Pendant des décennies, la menstruation a été entourée d’un voile de secret et de désinformation, transmis de mère en fille comme un héritage invisible. Ce que nos grands-mères et mères ont transmis avec les meilleures intentions reposait souvent sur des croyances erronées scientifiquement infondées, limitant notre liberté et notre compréhension du corps féminin.
En 2025, il est temps de confronter ces croyances et fausses idées avec les preuves scientifiques aujourd’hui disponibles. La science autour des menstruations a énormément progressé, réfutant de nombreux mythes longtemps considérés comme des vérités absolues.
Les tabous liés aux menstruations ne datent pas d’hier. Les euphémismes et interdits associés aux règles existent depuis longtemps, même si toutes les cultures n’ont pas toujours perçu la menstruation de manière négative. Certaines études suggèrent même que les premières femmes considéraient leurs règles comme un moment sacré où leur corps ne devait pas être touché, établissant des limites initialement protectrices.
Mais avec le temps, ces tabous sont devenus des instruments de contrôle et de discrimination. Ce qui était au départ une forme d’autonomie s’est peu à peu transformé en une entrave à la liberté des femmes.
La transmission de ces mythes a été favorisée par plusieurs facteurs :
Manque d’éducation sexuelle : Lorsqu’un sujet est perçu comme "sale" ou "tabou", il est plus facile que des idées fausses se propagent sans être remises en question. Pendant des siècles, parler ouvertement des règles était impensable dans la plupart des sociétés.
Limites de la science d’autrefois : Nos aïeules n’avaient pas accès à la recherche médicale moderne. Ce qui était considéré comme du "bon sens" reposait souvent sur des observations partielles et non vérifiées.
Transmission culturelle : Une étude menée auprès de près de 100 000 jeunes filles en Inde a révélé que près de la moitié d’entre elles ignoraient tout de la menstruation avant leurs premières règles. Ce manque d'information favorise la perpétuation des mythes génération après génération.
En réalité, 1 personne sur 4 dans le monde a ses règles chaque mois, pendant 2 à 7 jours. Cela signifie qu’une femme aura ses règles pendant environ 7 ans au cours de sa vie. Face à une expérience aussi universelle, il est essentiel de s’appuyer sur des informations fiables et non sur des superstitions.
La recherche scientifique moderne a permis de déconstruire de nombreuses croyances autrefois tenues pour vraies par nos grands-mères. Voici quelques-unes des idées fausses encore répandues au sujet des règles, souvent alimentées par le manque d’éducation et les stigmates historiques entourant ce processus naturel.
Le mythe : On pensait traditionnellement que les femmes devaient se reposer pendant leurs règles et éviter toute activité physique intense.
Ce que dit la science : Les chercheurs n’ont trouvé aucune différence significative dans la capacité physique des femmes à faire du sport selon les phases du cycle menstruel. En réalité, de nombreuses études montrent le contraire.

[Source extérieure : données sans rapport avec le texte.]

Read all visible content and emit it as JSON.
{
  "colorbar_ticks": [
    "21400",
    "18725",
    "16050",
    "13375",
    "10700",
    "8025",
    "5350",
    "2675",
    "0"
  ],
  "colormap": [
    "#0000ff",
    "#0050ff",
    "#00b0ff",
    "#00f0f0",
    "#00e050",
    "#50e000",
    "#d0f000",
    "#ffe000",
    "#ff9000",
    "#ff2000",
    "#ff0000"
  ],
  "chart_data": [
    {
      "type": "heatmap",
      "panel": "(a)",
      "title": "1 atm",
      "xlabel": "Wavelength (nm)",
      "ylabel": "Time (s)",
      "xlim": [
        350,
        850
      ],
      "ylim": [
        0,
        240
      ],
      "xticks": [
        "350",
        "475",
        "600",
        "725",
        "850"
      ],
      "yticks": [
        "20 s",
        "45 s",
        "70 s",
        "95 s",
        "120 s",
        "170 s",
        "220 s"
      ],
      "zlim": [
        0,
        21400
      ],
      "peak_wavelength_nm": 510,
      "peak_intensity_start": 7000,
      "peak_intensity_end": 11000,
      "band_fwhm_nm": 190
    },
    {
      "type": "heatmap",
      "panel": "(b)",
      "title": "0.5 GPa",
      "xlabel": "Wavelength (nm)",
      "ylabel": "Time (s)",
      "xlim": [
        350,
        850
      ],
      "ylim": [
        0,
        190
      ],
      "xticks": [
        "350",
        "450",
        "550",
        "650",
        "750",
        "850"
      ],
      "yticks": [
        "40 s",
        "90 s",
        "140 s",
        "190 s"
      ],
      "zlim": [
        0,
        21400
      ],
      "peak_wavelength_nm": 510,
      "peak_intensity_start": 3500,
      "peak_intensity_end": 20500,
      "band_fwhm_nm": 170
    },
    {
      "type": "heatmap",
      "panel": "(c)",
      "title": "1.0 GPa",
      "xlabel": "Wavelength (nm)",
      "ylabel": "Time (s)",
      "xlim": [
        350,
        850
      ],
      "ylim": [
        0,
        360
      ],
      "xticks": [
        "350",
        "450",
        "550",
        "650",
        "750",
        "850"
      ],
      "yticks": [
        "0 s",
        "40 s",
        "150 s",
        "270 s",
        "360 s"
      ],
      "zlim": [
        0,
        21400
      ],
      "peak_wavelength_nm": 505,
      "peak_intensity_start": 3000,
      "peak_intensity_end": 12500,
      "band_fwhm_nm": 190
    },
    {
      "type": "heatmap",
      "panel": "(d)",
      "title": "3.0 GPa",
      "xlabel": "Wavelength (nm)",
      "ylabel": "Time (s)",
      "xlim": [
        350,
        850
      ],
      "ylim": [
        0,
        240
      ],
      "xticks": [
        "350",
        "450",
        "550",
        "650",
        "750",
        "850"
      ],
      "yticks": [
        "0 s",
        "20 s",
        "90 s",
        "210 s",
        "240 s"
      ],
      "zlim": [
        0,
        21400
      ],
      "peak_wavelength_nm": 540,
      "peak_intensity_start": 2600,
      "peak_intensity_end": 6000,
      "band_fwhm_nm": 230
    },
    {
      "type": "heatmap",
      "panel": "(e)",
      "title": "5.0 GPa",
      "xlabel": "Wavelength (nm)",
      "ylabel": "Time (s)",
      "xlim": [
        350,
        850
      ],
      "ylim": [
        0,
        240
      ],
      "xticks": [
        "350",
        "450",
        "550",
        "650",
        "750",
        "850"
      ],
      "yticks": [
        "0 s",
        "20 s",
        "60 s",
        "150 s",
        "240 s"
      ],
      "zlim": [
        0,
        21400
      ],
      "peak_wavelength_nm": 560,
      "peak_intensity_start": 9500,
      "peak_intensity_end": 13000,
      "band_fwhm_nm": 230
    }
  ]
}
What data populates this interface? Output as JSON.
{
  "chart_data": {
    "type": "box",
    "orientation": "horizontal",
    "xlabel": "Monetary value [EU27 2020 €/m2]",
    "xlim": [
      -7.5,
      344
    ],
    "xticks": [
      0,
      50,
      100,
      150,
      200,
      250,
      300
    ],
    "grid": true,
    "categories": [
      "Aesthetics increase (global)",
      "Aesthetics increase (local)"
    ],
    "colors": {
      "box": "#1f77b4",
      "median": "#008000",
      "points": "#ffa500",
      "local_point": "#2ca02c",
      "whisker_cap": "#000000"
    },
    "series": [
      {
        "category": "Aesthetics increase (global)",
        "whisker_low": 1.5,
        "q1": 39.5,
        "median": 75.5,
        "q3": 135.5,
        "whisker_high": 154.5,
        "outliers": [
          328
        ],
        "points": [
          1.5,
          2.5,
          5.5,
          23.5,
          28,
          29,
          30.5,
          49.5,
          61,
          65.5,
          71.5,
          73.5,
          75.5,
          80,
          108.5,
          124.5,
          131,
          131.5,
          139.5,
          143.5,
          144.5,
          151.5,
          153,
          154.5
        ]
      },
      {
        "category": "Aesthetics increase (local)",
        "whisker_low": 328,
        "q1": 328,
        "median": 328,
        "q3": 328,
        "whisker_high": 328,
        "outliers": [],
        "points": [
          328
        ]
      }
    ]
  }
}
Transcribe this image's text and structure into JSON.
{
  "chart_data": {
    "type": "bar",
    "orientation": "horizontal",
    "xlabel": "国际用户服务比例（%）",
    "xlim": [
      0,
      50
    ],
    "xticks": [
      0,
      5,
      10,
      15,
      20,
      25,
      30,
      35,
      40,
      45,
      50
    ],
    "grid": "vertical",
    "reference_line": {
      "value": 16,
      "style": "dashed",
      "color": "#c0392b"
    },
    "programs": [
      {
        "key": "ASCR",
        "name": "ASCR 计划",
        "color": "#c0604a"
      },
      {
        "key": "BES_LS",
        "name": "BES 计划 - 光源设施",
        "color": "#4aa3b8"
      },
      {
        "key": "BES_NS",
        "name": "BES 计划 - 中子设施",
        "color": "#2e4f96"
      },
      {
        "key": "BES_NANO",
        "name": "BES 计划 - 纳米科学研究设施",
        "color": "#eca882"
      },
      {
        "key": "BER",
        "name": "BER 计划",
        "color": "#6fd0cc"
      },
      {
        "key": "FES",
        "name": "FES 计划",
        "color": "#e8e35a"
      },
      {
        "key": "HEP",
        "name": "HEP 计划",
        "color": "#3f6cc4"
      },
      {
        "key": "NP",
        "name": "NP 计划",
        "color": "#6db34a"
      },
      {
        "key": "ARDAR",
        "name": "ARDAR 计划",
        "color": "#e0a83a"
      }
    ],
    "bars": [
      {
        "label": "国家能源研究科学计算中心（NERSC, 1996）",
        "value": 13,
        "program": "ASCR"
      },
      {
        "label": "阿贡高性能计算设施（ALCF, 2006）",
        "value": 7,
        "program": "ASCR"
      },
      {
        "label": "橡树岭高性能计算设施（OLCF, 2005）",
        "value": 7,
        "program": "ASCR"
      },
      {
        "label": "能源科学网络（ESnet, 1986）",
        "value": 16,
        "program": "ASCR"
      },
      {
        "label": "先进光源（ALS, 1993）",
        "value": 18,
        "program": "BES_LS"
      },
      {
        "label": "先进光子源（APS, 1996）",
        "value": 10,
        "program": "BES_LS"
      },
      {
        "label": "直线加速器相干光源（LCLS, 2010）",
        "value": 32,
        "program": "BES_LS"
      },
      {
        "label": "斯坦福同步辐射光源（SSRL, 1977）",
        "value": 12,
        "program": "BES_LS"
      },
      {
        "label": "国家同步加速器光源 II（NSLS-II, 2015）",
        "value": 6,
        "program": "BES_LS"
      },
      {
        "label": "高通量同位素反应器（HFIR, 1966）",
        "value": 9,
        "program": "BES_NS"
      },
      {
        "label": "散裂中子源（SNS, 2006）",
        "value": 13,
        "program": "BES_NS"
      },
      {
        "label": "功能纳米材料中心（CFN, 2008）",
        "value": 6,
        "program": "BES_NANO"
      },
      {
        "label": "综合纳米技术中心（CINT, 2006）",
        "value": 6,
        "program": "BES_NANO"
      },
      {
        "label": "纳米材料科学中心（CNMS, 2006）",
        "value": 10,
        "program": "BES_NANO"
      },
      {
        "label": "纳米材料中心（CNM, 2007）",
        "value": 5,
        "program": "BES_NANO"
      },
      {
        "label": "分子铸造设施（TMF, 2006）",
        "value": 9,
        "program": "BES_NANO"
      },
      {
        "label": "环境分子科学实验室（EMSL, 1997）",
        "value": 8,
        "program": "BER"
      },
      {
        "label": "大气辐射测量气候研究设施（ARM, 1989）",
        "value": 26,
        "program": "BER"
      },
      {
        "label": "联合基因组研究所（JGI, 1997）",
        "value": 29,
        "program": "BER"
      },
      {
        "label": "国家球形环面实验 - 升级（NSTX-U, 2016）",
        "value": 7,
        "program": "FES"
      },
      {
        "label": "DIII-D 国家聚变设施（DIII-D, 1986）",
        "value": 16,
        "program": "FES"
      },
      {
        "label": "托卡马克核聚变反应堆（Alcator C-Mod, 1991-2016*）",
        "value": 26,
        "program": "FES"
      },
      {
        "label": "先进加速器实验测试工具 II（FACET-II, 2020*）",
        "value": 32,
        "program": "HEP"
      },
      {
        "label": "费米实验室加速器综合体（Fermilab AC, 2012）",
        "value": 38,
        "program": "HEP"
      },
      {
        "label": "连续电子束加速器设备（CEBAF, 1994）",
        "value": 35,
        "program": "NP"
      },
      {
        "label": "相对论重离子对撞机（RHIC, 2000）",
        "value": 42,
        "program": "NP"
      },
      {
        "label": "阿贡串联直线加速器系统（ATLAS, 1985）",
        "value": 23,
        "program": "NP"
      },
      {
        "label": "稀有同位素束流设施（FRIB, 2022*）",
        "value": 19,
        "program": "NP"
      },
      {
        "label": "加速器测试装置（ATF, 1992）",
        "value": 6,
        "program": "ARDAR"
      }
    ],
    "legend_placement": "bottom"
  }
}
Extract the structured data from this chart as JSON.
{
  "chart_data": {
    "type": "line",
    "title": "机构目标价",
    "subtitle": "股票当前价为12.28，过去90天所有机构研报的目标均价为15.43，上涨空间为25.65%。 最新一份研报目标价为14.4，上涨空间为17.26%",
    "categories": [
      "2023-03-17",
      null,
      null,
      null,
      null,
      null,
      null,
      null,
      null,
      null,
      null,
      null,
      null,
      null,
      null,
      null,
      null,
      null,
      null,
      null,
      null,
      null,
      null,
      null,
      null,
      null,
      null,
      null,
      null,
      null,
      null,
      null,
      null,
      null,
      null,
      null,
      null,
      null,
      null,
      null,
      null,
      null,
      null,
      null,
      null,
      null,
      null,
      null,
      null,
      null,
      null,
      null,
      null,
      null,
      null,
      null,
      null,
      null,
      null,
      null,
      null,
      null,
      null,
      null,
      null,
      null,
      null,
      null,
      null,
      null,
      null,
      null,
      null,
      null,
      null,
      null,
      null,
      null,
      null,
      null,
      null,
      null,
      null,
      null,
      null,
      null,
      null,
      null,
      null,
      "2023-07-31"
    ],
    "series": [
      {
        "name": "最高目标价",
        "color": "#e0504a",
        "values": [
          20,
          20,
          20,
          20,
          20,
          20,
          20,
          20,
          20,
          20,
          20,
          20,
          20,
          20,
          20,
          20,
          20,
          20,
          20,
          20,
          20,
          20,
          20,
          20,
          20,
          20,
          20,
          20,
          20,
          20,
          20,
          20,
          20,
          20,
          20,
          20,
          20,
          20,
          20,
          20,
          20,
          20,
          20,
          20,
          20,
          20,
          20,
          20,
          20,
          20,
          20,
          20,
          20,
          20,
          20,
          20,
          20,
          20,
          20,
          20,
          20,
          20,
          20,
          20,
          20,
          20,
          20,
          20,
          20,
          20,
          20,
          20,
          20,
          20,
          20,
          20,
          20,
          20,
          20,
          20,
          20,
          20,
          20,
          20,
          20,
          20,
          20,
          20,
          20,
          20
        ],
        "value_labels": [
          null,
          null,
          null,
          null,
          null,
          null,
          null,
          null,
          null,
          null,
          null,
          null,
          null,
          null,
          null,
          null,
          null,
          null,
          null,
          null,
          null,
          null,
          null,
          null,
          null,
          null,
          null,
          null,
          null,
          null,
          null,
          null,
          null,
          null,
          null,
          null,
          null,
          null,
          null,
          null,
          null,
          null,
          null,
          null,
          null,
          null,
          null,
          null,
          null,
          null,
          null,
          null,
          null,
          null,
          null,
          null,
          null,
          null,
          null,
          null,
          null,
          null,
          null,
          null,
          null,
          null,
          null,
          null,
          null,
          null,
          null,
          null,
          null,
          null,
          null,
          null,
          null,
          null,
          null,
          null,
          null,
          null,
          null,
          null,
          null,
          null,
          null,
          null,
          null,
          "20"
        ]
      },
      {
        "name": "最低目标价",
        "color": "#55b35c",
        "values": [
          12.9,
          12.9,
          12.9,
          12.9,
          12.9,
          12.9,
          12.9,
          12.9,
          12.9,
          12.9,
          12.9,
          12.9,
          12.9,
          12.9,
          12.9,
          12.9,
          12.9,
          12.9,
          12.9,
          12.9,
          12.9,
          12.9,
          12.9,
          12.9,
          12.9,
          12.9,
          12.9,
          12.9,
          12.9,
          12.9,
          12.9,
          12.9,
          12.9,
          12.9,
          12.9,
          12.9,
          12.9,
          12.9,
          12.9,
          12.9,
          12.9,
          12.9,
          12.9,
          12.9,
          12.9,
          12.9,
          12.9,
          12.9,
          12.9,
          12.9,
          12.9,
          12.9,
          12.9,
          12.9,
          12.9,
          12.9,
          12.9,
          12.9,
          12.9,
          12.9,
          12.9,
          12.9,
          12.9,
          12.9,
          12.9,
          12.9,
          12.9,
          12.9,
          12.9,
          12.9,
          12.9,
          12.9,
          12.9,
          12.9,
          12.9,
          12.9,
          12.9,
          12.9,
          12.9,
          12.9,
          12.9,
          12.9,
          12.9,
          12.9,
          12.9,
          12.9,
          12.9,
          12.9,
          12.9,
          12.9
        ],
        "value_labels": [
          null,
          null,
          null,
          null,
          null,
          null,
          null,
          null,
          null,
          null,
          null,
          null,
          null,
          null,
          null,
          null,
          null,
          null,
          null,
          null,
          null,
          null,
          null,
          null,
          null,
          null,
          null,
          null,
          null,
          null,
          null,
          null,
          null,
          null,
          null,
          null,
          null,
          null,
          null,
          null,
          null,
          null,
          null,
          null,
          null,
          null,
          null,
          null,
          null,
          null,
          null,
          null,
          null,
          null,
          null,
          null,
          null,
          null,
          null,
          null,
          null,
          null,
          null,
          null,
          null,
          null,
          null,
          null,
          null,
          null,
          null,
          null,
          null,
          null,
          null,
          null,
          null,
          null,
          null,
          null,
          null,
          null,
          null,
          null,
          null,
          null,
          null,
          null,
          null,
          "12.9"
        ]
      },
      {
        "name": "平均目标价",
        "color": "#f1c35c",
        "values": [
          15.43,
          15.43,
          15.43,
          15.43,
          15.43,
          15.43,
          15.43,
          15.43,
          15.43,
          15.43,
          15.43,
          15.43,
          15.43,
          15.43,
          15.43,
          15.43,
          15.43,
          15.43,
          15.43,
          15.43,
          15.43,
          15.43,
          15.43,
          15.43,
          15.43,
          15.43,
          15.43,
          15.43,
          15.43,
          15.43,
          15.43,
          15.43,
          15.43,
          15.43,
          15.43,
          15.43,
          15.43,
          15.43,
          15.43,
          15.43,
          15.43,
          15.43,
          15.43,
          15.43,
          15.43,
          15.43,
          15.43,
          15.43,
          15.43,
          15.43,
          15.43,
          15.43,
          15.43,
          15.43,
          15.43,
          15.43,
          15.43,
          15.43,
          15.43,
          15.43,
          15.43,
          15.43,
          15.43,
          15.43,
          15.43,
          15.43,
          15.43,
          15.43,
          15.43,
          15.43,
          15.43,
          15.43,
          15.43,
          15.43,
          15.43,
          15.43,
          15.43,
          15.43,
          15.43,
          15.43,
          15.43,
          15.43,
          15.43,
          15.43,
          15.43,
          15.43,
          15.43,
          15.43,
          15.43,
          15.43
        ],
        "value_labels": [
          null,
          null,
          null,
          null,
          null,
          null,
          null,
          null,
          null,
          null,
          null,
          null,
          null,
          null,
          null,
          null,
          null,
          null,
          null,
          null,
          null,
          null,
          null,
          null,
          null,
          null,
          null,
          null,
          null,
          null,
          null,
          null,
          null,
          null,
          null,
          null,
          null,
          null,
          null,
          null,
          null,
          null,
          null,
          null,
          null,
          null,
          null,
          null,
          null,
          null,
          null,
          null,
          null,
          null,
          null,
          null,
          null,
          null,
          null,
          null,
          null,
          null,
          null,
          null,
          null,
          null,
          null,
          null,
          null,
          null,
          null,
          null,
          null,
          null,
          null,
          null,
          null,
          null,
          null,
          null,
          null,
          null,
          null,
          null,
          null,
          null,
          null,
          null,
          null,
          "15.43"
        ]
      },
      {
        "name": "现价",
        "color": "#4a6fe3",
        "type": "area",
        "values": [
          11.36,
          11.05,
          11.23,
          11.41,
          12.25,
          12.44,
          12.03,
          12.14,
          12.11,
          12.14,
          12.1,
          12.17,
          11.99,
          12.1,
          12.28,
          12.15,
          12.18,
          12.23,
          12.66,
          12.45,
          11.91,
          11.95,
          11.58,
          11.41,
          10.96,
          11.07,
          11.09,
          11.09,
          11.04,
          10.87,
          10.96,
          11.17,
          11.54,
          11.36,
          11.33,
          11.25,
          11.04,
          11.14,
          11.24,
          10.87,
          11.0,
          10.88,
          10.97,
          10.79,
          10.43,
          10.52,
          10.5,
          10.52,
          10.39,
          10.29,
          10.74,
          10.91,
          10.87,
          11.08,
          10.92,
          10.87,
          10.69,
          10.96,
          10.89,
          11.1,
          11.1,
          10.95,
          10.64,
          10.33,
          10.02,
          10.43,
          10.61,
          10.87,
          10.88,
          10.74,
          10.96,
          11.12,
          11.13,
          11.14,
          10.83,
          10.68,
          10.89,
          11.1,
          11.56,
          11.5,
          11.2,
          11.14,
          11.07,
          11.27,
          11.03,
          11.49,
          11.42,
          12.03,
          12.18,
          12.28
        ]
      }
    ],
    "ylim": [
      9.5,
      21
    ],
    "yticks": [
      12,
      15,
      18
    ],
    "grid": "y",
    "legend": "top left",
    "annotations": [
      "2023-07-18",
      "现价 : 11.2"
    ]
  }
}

Les recherches montrent que quelle que soit l’activité pratiquée, le sport régulier aide à atténuer des symptômes physiques comme les douleurs, la constipation ou la sensibilité des seins, ainsi que des symptômes psychologiques comme l’anxiété ou l’irritabilité. Les femmes qui ont pratiqué une activité physique 30 minutes par jour, trois fois par semaine, ont rapporté moins de douleurs menstruelles que celles qui n’en faisaient pas.
Les bénéfices prouvés de l’exercice pendant les règles incluent :
Des exercices doux et de renforcement du tronc sont particulièrement recommandés pendant les règles : yoga, natation, pilates et marche sont particulièrement bénéfiques.
Le mythe : Le célèbre « effet McClintock » suggère que les femmes qui vivent ensemble ou passent beaucoup de temps à proximité finissent par synchroniser leurs cycles menstruels.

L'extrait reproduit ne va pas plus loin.